Review: The Pelican Brief (1993)

Suspense, shadows, mystery, and a quest to get to the truth at great cost: these are but a few of the ingredients that director Alan J. Pakula stirs into his 1993 thriller, The Pelican Brief, starring Denzel Washington and Julia Roberts, two great performers in roles that aren’t flashy, but (mostly) believable people trapped in an extraordinary situation.

The Pelican Brief takes it’s time to set the tone and story in motion. But once the gears of the characters and story are wound up, the film runs like a finely tuned machine. In particular, the mood of the movie is very well drawn. Pakula, who also directed the masterpiece, All The President’s Men (1976), knows his way around this kind of paranoid, political, “the conspiracy is real!” subject matter and deftly establishes a world of corruption and those who seek to uncover it.

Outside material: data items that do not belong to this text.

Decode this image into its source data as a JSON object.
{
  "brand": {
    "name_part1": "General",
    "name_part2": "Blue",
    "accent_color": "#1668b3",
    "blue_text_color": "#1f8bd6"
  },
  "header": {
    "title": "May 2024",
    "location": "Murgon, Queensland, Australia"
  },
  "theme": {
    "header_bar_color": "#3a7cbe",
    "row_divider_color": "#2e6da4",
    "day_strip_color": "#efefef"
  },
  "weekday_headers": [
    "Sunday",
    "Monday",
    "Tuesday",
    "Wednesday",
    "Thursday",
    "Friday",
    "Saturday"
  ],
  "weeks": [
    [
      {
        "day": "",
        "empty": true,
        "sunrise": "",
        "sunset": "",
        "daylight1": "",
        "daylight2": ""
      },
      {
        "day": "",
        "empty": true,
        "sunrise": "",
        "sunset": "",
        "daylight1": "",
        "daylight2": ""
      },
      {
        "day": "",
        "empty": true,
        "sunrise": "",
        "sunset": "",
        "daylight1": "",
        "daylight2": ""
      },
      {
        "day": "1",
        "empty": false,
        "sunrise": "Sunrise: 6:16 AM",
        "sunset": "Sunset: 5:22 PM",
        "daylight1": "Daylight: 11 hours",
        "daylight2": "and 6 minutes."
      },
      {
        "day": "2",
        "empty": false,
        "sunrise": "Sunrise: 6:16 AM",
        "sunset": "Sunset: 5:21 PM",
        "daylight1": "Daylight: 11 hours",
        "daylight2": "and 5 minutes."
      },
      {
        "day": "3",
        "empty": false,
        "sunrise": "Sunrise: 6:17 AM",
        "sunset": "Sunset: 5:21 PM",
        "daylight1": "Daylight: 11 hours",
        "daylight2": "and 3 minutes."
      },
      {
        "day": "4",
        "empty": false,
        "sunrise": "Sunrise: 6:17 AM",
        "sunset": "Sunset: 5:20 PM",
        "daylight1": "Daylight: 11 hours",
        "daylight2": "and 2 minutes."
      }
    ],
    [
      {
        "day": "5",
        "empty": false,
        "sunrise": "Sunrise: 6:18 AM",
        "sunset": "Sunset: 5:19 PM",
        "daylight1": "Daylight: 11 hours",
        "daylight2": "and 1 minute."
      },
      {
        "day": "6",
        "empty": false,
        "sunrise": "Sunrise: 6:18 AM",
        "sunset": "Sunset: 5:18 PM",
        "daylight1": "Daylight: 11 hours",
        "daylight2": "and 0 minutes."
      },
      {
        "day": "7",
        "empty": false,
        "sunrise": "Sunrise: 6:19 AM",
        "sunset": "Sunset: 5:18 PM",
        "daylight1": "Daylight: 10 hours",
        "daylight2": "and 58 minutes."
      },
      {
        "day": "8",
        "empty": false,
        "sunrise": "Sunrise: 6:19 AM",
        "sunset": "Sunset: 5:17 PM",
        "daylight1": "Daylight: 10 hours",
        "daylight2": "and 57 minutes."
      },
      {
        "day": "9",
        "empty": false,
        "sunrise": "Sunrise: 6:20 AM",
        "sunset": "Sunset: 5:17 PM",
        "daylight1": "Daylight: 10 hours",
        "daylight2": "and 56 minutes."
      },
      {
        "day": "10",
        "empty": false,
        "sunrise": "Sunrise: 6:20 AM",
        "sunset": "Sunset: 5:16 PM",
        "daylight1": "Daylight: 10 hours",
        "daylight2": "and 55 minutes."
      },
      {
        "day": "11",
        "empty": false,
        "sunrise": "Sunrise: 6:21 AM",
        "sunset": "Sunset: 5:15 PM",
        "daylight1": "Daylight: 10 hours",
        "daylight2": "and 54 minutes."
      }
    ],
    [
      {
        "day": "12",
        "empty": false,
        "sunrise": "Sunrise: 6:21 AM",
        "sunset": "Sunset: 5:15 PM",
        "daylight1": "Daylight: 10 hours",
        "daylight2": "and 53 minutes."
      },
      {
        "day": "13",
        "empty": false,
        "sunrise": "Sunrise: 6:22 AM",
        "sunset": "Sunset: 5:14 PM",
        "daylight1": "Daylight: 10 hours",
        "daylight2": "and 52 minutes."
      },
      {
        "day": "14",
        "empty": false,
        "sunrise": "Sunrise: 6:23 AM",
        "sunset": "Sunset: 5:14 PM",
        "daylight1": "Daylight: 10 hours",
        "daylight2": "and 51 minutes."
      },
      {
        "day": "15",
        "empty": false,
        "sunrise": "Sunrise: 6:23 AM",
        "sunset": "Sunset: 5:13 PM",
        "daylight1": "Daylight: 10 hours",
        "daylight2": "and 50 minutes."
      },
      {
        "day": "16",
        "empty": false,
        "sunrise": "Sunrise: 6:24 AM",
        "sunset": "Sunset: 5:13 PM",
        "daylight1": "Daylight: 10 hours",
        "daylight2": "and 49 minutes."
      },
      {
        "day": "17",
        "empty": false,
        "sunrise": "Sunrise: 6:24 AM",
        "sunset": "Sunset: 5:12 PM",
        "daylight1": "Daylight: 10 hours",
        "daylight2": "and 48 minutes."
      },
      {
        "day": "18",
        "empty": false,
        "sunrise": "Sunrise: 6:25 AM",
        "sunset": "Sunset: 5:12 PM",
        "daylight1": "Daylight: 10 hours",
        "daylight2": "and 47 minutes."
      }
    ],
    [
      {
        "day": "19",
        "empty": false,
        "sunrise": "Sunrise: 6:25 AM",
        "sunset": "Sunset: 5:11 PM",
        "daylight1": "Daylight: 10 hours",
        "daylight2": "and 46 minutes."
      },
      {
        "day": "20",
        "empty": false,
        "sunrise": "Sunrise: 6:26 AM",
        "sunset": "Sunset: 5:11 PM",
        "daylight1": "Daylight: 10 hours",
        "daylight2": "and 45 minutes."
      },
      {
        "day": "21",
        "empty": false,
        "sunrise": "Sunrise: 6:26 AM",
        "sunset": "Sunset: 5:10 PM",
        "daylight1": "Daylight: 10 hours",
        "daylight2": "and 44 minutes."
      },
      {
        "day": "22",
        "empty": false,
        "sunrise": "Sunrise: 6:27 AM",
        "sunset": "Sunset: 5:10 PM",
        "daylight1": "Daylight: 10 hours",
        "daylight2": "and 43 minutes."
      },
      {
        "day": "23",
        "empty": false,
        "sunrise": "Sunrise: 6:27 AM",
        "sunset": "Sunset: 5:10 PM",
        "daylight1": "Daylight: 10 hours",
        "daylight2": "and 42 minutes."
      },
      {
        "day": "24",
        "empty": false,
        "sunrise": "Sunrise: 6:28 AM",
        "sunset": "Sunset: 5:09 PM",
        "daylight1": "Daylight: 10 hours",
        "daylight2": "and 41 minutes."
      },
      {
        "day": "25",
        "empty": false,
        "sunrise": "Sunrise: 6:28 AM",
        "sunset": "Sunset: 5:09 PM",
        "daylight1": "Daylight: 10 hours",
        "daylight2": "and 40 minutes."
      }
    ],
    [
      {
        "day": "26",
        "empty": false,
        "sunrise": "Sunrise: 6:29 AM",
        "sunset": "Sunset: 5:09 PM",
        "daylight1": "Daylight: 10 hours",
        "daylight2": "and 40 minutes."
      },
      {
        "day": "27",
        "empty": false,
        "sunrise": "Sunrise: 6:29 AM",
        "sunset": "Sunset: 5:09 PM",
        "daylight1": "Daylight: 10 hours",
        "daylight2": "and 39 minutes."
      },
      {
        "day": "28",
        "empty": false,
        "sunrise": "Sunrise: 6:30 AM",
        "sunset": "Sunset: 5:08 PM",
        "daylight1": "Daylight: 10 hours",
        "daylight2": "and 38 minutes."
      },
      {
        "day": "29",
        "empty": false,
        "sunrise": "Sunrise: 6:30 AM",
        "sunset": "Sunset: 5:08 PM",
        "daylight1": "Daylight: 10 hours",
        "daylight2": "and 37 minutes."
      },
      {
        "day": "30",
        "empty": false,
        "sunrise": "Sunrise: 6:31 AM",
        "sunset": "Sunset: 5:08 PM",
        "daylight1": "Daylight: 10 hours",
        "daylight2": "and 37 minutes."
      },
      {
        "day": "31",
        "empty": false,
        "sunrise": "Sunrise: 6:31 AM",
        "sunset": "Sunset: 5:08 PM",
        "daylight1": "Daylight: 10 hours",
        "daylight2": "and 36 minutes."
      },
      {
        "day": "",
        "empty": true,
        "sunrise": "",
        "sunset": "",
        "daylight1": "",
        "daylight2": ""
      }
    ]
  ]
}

Darby Shaw (Julia Roberts) is an idealistic law student at Tulane University in New Orleans who is thrust into a world beyond her control when she devises a theory about the murders of two Supreme Court Justices. Her professor/lover reads it; thinks it is far- fetched, but possible, and hands it to a friend at the FBI. From there, all bets are off. The bodies start dropping and the mystery keeps building as Darby runs for her life and gets help from investigative reporter Gray Grantham (great name!), who is fearless in his pursuit of the truth. Denzel Washington plays Grantham with a quiet intensity and also has good chemistry with Julia Roberts. This romantic tension adds emotional heft to the film and, by turns, lightens and deepens the shadows of mystery, danger, and intrigue that surround these two as they fight to get to the truth, and if possible, survive.